43. Three-Weeks-Old Lovesick Puppy “Parachute Love”
“Parachute Love” neither exists in any form online nor as a downloadable commodity from the iTunes store, turning this blurb into more of a time capsule than a chance to say “click below.” Three-Weeks-Old Lovesick Puppy’s debut mini-album Tickle Tickle requires not a single listen through to hear cuteness oozing out of every corner, and though the whole disc sounds good, “Parachute Love” shines brightest because she tempers her Lisa Frank tendencies with aggression. It dashes faster than anything else on Tickle, the vocals still the audio equivalent of marzipan but with a no-second-thoughts chug propelling everything forward. You’ll have to take my word for it – it’s adorable and head-moving.
42. Ayumi Hamasaki “Brillante”
Good pop stars give the people something to follow, music that sounds like something the average listener could never hope to experience reduced to an experience they can. Huge pop stars make music that sounds like even they should have no part being involved in. “Brillante” comes off like a single built for an Egyptian pharaoh, not a pop singer boasting her own line of pachinko machines, but Ayumi Hamasaki has reached the point where going overboard seems like a completely rational choice. And she makes it work – “Brillante” is basically a typical Hamasaki ballad made big enough to fill Rome’s Colosseum, Hamasaki’s voice flanked by Western string sections and Eastern percussion, upping the chorus by adding a full-blown LITERAL chorus to turn this into something of pure decadence. Hamasaki fancies herself a queen, and instead of just boast about it in song, she went and got the sounds you would expect to turn royalty into epics. Nothing touches the pure scale of this, and thank goodness someone is still going to absurd lengths to prove how memorable they are.

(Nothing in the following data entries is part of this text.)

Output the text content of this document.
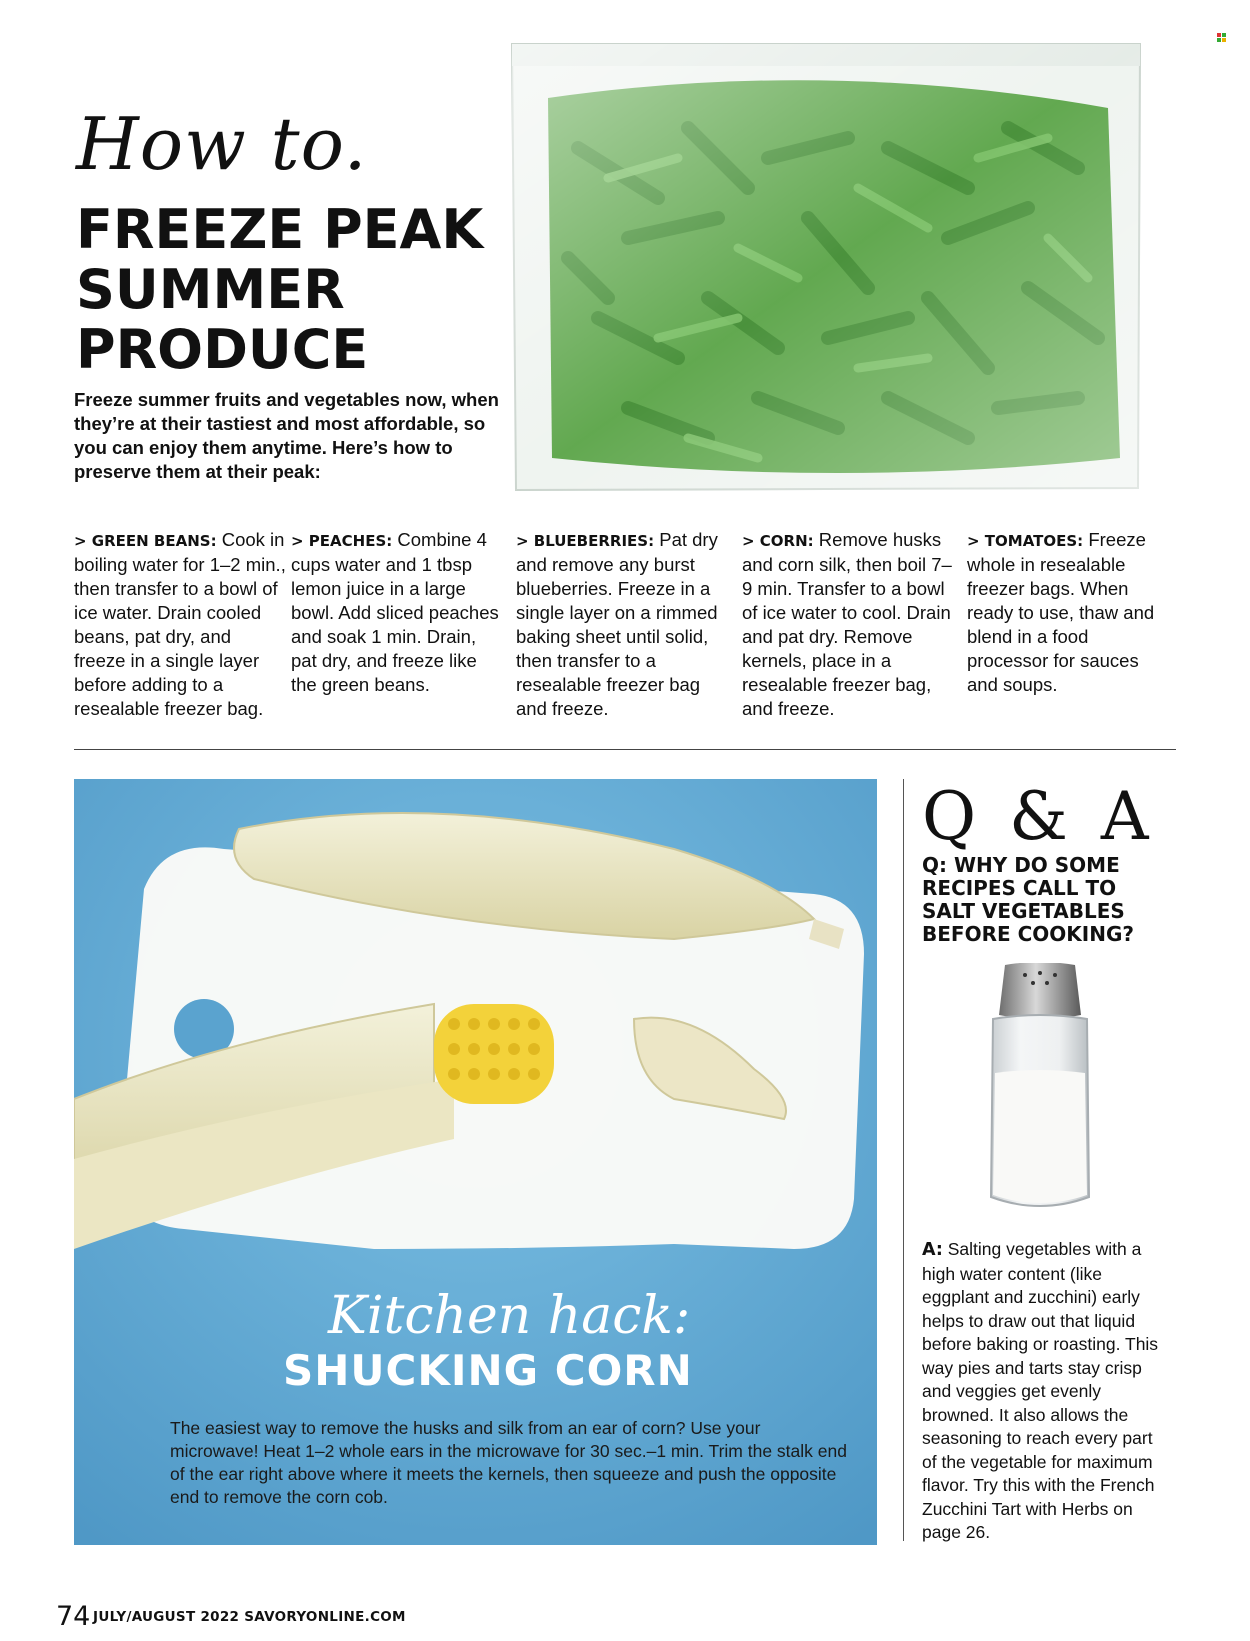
How to.
FREEZE PEAK
SUMMER
PRODUCE
Freeze summer fruits and vegetables now, when they’re at their tastiest and most affordable, so you can enjoy them anytime. Here’s how to preserve them at their peak:
> GREEN BEANS: Cook in boiling water for 1–2 min., then transfer to a bowl of ice water. Drain cooled beans, pat dry, and freeze in a single layer before adding to a resealable freezer bag.
> PEACHES: Combine 4 cups water and 1 tbsp lemon juice in a large bowl. Add sliced peaches and soak 1 min. Drain, pat dry, and freeze like the green beans.
> BLUEBERRIES: Pat dry and remove any burst blueberries. Freeze in a single layer on a rimmed baking sheet until solid, then transfer to a resealable freezer bag and freeze.
> CORN: Remove husks and corn silk, then boil 7–9 min. Transfer to a bowl of ice water to cool. Drain and pat dry. Remove kernels, place in a resealable freezer bag, and freeze.
> TOMATOES: Freeze whole in resealable freezer bags. When ready to use, thaw and blend in a food processor for sauces and soups.
Kitchen hack:
SHUCKING CORN
The easiest way to remove the husks and silk from an ear of corn? Use your microwave! Heat 1–2 whole ears in the microwave for 30 sec.–1 min. Trim the stalk end of the ear right above where it meets the kernels, then squeeze and push the opposite end to remove the corn cob.
Q & A
Q: WHY DO SOME RECIPES CALL TO SALT VEGETABLES BEFORE COOKING?
A: Salting vegetables with a high water content (like eggplant and zucchini) early helps to draw out that liquid before baking or roasting. This way pies and tarts stay crisp and veggies get evenly browned. It also allows the seasoning to reach every part of the vegetable for maximum flavor. Try this with the French Zucchini Tart with Herbs on page 26.
74 JULY/AUGUST 2022 SAVORYONLINE.COM
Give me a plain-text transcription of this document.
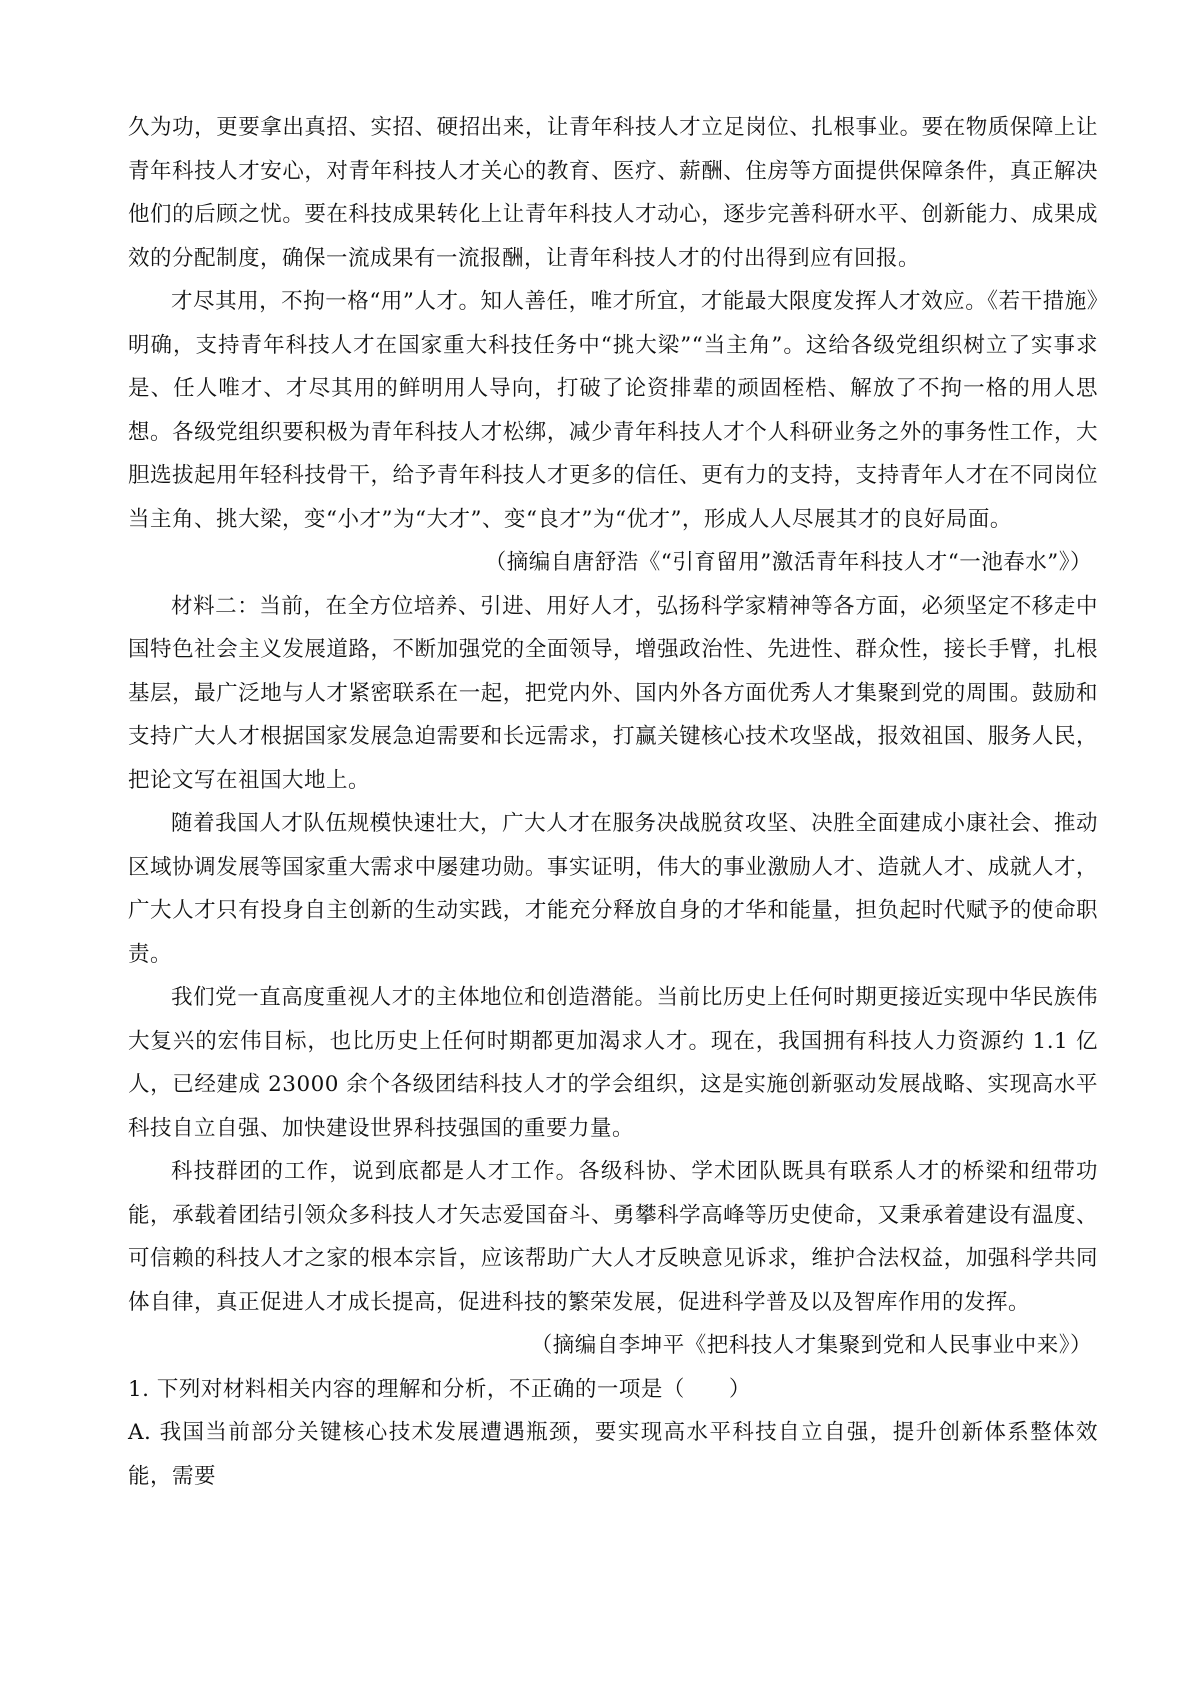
久为功，更要拿出真招、实招、硬招出来，让青年科技人才立足岗位、扎根事业。要在物质保障上让青年科技人才安心，对青年科技人才关心的教育、医疗、薪酬、住房等方面提供保障条件，真正解决他们的后顾之忧。要在科技成果转化上让青年科技人才动心，逐步完善科研水平、创新能力、成果成效的分配制度，确保一流成果有一流报酬，让青年科技人才的付出得到应有回报。

才尽其用，不拘一格“用”人才。知人善任，唯才所宜，才能最大限度发挥人才效应。《若干措施》明确，支持青年科技人才在国家重大科技任务中“挑大梁”“当主角”。这给各级党组织树立了实事求是、任人唯才、才尽其用的鲜明用人导向，打破了论资排辈的顽固桎梏、解放了不拘一格的用人思想。各级党组织要积极为青年科技人才松绑，减少青年科技人才个人科研业务之外的事务性工作，大胆选拔起用年轻科技骨干，给予青年科技人才更多的信任、更有力的支持，支持青年人才在不同岗位当主角、挑大梁，变“小才”为“大才”、变“良才”为“优才”，形成人人尽展其才的良好局面。

（摘编自唐舒浩《“引育留用”激活青年科技人才“一池春水”》）

材料二：当前，在全方位培养、引进、用好人才，弘扬科学家精神等各方面，必须坚定不移走中国特色社会主义发展道路，不断加强党的全面领导，增强政治性、先进性、群众性，接长手臂，扎根基层，最广泛地与人才紧密联系在一起，把党内外、国内外各方面优秀人才集聚到党的周围。鼓励和支持广大人才根据国家发展急迫需要和长远需求，打赢关键核心技术攻坚战，报效祖国、服务人民，把论文写在祖国大地上。

随着我国人才队伍规模快速壮大，广大人才在服务决战脱贫攻坚、决胜全面建成小康社会、推动区域协调发展等国家重大需求中屡建功勋。事实证明，伟大的事业激励人才、造就人才、成就人才，广大人才只有投身自主创新的生动实践，才能充分释放自身的才华和能量，担负起时代赋予的使命职责。

我们党一直高度重视人才的主体地位和创造潜能。当前比历史上任何时期更接近实现中华民族伟大复兴的宏伟目标，也比历史上任何时期都更加渴求人才。现在，我国拥有科技人力资源约 1.1 亿人，已经建成 23000 余个各级团结科技人才的学会组织，这是实施创新驱动发展战略、实现高水平科技自立自强、加快建设世界科技强国的重要力量。

科技群团的工作，说到底都是人才工作。各级科协、学术团队既具有联系人才的桥梁和纽带功能，承载着团结引领众多科技人才矢志爱国奋斗、勇攀科学高峰等历史使命，又秉承着建设有温度、可信赖的科技人才之家的根本宗旨，应该帮助广大人才反映意见诉求，维护合法权益，加强科学共同体自律，真正促进人才成长提高，促进科技的繁荣发展，促进科学普及以及智库作用的发挥。

（摘编自李坤平《把科技人才集聚到党和人民事业中来》）

1. 下列对材料相关内容的理解和分析，不正确的一项是（　　）

A. 我国当前部分关键核心技术发展遭遇瓶颈，要实现高水平科技自立自强，提升创新体系整体效能，需要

41. MFP “Steppin’ Into Changes”
MFP is part of the crew putting on Osaka’s INNIT event, and like a lot of the dudes getting together once every few months to melt minds, his take on beat-centric electronic music draws inspiration from a bunch of sources. Most clearly on 2011 highlight “Steppin’ Into Changes,” MFP turns to the cosmic blunts distributed by Brainfeeder (see the way it sounds like he’s projecting Nintendo games against Jupiter) and the soulful memories of producer J. Dilla (check the vocal samples, appearing in the back of the mix like wisps of smoke). Yet the most undeniable part of “Changes” is the joy flowing through its bouncy veins. Every time this song comes on I get teleported back to this past summer when I first heard it, and everything sounds alright.